Charles Darwin's upcoming 200th birthday is prompting some U.S. scientists to consider the Victorian-era naturalist's contribution to modern science.
Kevin Padian, a University of California, Berkeley paleontologist, said the coming bicentennial of Darwin's birth is the ideal time "to reflect on just what constitutes Darwin's enduring greatness in Western thought," the San Francisco Chronicle reported Monday.
"Perhaps no individual has had such a sweeping influence on so many facets of social and intellectual life," Padian wrote in an essay published in this month's issue of the journal Nature.
Padian wrote Darwin "has been invoked as the demon responsible for a variety of heartless ills of society," including atheism, Nazism, communism, abortion, homosexuality, stem cell research and same-sex marriage.

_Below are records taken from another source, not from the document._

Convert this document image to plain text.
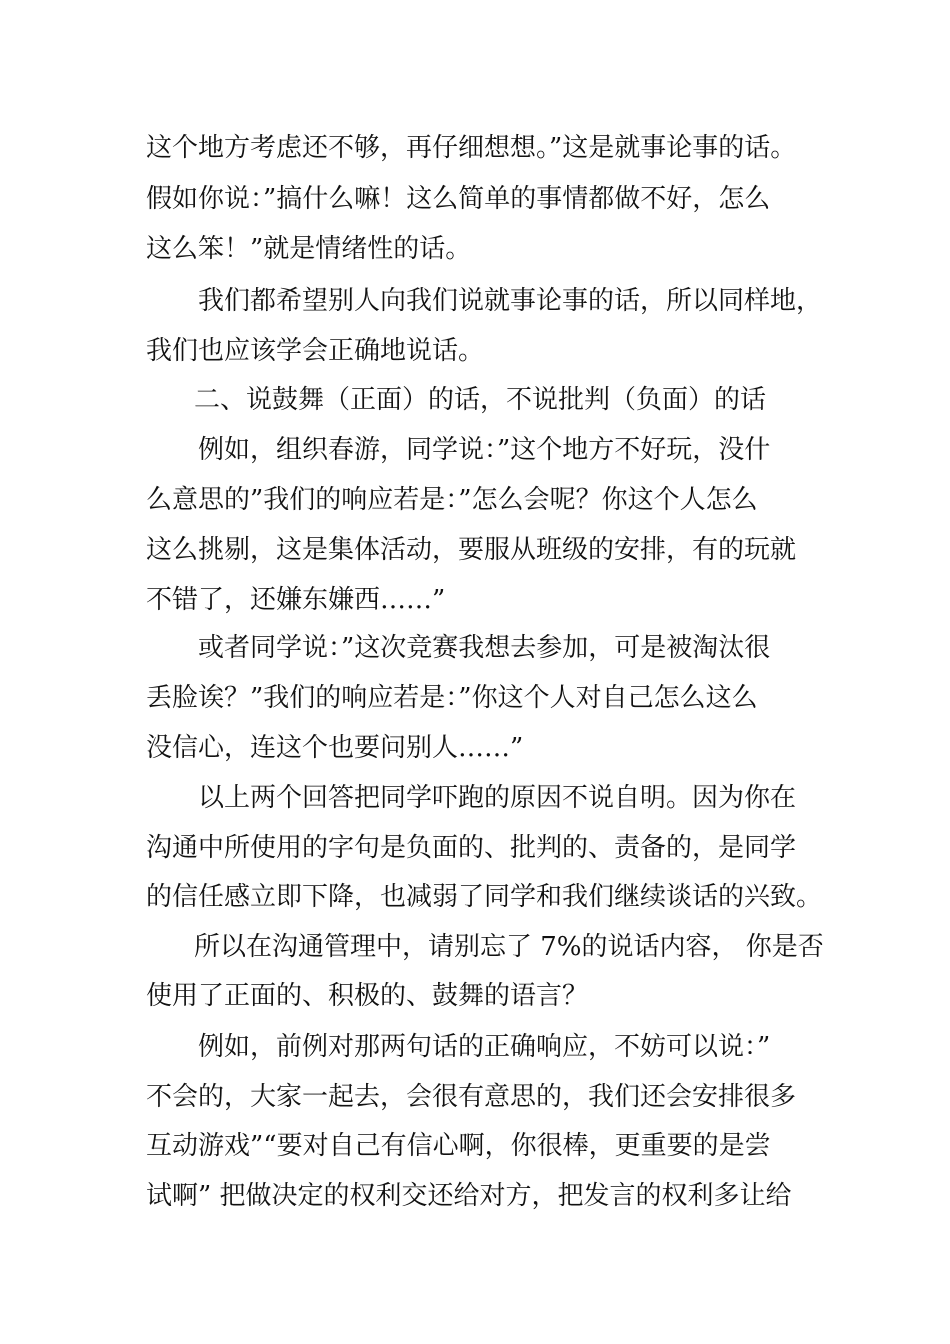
这个地方考虑还不够，再仔细想想。”这是就事论事的话。
假如你说：”搞什么嘛！这么简单的事情都做不好，怎么
这么笨！”就是情绪性的话。
我们都希望别人向我们说就事论事的话，所以同样地，
我们也应该学会正确地说话。
二、说鼓舞（正面）的话，不说批判（负面）的话
例如，组织春游，同学说：”这个地方不好玩，没什
么意思的”我们的响应若是：”怎么会呢？你这个人怎么
这么挑剔，这是集体活动，要服从班级的安排，有的玩就
不错了，还嫌东嫌西……”
或者同学说：”这次竞赛我想去参加，可是被淘汰很
丢脸诶？”我们的响应若是：”你这个人对自己怎么这么
没信心，连这个也要问别人……”
以上两个回答把同学吓跑的原因不说自明。因为你在
沟通中所使用的字句是负面的、批判的、责备的，是同学
的信任感立即下降，也减弱了同学和我们继续谈话的兴致。
所以在沟通管理中，请别忘了 7%的说话内容， 你是否
使用了正面的、积极的、鼓舞的语言？
例如，前例对那两句话的正确响应，不妨可以说：”
不会的，大家一起去，会很有意思的，我们还会安排很多
互动游戏”“要对自己有信心啊，你很棒，更重要的是尝
试啊” 把做决定的权利交还给对方，把发言的权利多让给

Among Darwin's critics are creationists, who insist the Bible's descriptions of the world's beginning are literally true, and some scientists who argue that life is the product of intelligent design.
Padian, a professor of integrative biology at Berkeley, is president of the National Center for Science Education, an Oakland, Calif., watchdog group that monitors controversies over evolution in schools.
"Finding the genetic basis of evolutionary development is really amazing," Padian said, "and it vindicates Darwin's view of the tree of life completely."